Sure, the basketballs and backyard gear from the sporting goods chain may have the endorsements of professional athletes and nice packaging, and perhaps be made from slightly better materials -- but who cares? Most of this stuff will probably be worn out or lost in a year or two anyway.
The discount retail store was also stocked with a wide assortment of toys, snacks and portable electronic accessories. Everything was reasonably priced, and the shopping experience was enjoyable. This company looked to me like it could be a great investment, so I took a closer look.
This company is in the same category as other discount retailers such as Dollar General (NYSE: DG), Dollar Tree Stores (Nasdaq: DLTR) and Family Dollar Stores (NYSE: FDO). I've visited all three of these chains, but I haven't been impressed.
The product mixes and layout of those stores gave me the impression that they were targeting older shoppers.
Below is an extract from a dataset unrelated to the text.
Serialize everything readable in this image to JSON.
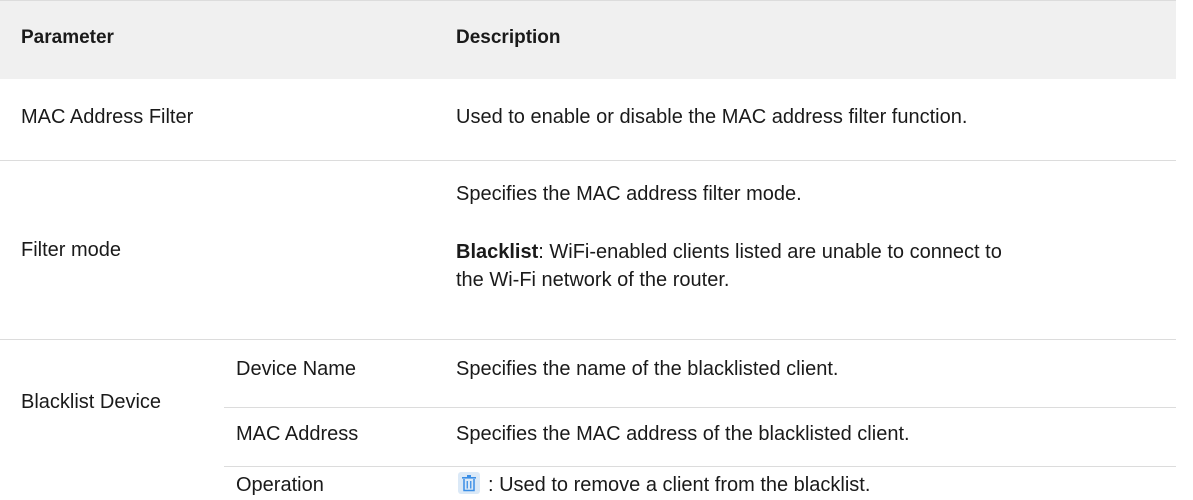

On the other hand, I would consider this company a new model for discount retailers: quality products targeted at young families and presented in a bright and welcoming way.
|Five Below currently operates more than 300 stores and expects to open 62 new locations.|
The company I'm referring to is Five Below (Nasdaq: FIVE), a Philadelphia-based chain of over 300 discount stores. What first struck me about the company's stock is its huge short ratio of 39.1%. A high short ratio is often a bullish sign, with the potential for a short squeeze to be triggered by positive news. However, FIVE's lack of insider ownership (just 0.03%) definitely raises some concern.
Five Below delivered incredible numbers for the fourth quarter and fiscal 2013. Fourth-quarter revenue of $212 million was up 22% from a year ago, beating analyst estimates by 2 percentage points. Fueling this increase was store growth of 25% during the quarter, to 304 units. For the year, sales rose 28% from the previous year, to $535.4 million.
Fiscal 2014 projections are solid with 62 new locations expected to be opened and a 4% increase in same store sales. CEO and founder Thomas Vellios made clear that the company is building a foundation for future growth by investing in people, technology and infrastructure.
As you can see from the daily price chart below, FIVE was knocked lower between December and mid-February. This selling came on the heels of growth concerns. Price meandered in a 4-point channel until the strong earnings report pushed price sharply higher into the $42 to $44 range. FIVE is above both the 50- and 200-day simple moving average and using the 200-day simple moving average as support.
Risks to Consider: Make no mistake about it, retail is risky. Consumers have the ultimate choice of a global marketplace, thanks to the Internet. Retailers must compete on convenience, service, product mix and price. In addition, the lack of insider ownership in FIVE may be a red flag. Always use stop-loss orders and diversify when investing.
Action to Take --> I love Five Below for 2014 if shares break $44. My strategy is to buy shares on a break of $44, placing the initial stop-loss order at $41 and a 12-month price target of $54, representing nearly 23% upside.